In his latest, Hillenmeyer, who was involved in the negotiations that fell apart 22 days ago, admits that the players refused the league’s offer of limited financial information for one reason only — P.R.
“It’s true, the NFL did offer some financial info towards the end of mediation,” Hillenmeyer writes. “We rejected it, not because nothing is better than something, which it is not, but because the perception would then be that we got what we needed.”
Sorry, but that’s not a good enough reason. With an affirmative P.R. campaign, the players could have gotten in front of the league’s spin and explained that, even though much more information is ultimately needed, the players decided to take a look at what the NFL was offering. At a minimum, looking at the limited information could have made it easier to explain why the limited information wasn’t nearly enough.
And, frankly, it wasn’t nearly enough. Listing the total profits for five years across all 32 teams and then identifying the raw number of teams that experienced a dip in profits doesn’t cut it. The players need to be able to scrutinize profits listed as profits and profits that may be masquerading as expenses, such as salary paid to the owner or his family members, and payments to companies owned by the owner’s family.

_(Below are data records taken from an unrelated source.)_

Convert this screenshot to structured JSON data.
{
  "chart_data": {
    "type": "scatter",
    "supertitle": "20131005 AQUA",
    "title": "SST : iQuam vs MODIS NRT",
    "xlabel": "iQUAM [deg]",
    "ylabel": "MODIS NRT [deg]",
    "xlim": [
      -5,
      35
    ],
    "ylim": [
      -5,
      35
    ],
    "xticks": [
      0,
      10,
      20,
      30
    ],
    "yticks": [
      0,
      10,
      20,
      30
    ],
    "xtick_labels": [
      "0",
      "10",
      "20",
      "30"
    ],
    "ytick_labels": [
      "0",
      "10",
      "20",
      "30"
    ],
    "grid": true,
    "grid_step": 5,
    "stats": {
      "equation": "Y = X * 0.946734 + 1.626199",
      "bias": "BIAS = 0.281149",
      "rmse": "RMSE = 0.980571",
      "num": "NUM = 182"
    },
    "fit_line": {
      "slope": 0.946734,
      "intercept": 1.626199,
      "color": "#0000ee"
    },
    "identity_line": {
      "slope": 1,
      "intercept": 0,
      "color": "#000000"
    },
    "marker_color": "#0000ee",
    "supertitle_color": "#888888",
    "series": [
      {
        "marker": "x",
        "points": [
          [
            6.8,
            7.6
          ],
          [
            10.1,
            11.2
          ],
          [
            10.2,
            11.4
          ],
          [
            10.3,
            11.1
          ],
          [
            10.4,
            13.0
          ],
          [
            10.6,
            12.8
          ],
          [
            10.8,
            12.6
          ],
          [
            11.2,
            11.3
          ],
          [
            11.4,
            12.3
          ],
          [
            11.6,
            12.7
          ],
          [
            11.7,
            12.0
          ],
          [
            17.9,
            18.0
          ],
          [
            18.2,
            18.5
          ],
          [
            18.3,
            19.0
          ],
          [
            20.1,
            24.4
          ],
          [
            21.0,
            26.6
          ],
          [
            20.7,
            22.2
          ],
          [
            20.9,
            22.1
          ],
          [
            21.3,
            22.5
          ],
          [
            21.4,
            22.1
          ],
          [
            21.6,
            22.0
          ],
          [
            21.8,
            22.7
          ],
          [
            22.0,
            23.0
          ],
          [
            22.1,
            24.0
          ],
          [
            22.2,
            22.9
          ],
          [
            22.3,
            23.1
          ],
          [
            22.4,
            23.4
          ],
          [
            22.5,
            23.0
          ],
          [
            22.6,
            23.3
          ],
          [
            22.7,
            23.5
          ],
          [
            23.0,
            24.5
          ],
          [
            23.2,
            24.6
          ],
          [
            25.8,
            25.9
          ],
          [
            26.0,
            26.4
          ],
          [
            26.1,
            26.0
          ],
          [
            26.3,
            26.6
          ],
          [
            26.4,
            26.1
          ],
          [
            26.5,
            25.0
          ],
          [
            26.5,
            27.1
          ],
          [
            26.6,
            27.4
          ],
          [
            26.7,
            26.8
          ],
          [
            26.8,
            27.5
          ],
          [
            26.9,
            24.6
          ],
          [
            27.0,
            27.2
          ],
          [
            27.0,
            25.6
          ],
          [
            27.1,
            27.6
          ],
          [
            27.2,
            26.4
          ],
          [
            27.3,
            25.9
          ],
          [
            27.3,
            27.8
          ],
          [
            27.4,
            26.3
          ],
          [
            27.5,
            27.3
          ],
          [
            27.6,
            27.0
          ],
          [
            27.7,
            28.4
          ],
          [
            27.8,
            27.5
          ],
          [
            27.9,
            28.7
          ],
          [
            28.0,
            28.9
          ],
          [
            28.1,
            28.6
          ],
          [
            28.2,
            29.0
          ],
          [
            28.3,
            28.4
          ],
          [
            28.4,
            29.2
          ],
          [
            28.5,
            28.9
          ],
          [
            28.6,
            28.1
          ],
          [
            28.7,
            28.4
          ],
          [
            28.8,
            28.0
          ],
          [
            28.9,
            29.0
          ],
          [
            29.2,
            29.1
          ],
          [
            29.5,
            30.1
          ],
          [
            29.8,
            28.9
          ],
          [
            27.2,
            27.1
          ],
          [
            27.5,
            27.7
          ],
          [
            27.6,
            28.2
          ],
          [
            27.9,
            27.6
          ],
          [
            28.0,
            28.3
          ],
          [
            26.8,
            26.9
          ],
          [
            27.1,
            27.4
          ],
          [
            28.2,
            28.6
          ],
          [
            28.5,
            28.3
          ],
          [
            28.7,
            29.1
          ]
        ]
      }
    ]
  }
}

Though Hillenmeyer suggests near the end of his column that a middle ground possibly exists between what the owners offered and the 10 years of audited financial statements that the players have consistently requested since May 2009, Hillenmeyer pooh-poohs the impact of making reduced profits.
“I doubt the data would have provided much justification for anything,” Hillenmeyer says. “They already told us they weren’t losing money; I’m not a finance genius, but I know that’s a good thing.”
I’m not a finance genius either, but I also know that a business that is paying all of its bill without a dime of profit isn’t losing money, either — and that that’s not a good thing.
Profitability is a key factor in maintaining and building franchise value. Reduced profits are still profits, but the drop signals a troubling trend that could result in the short term in reduced franchise value. In the long term, it could lead to actually losing money.
In our view, it’s all P.R., on both sides. The heart of the problem, we believe, is that the owners have decided that the dollars have grown too big to justify paying the players 50 cents of each one. And with the money expected to mushroom as the current decade unfolds, the owners have decided to stand firm now in the hopes of avoiding the possibility of generating $20 billion in revenue and being required to pay the players $10 billion of it.
The players still want 50 cents on the dollar, and they want justification before they’ll ever agree to take less than that.
We’ve suggested some possible solutions and we’re currently honing one of them a bit more. There may be some merit to it, but that probably won’t stop it from being completely ignored.
Regardless, folks not directly involved in the process shouldn’t be the ones trying to come up with ideas for solving this problem. The two sides should be working together to devise their own solutions. If they’d spend half the time negotiating that they are on pointing fingers at each other, they’d already have this mess resolved.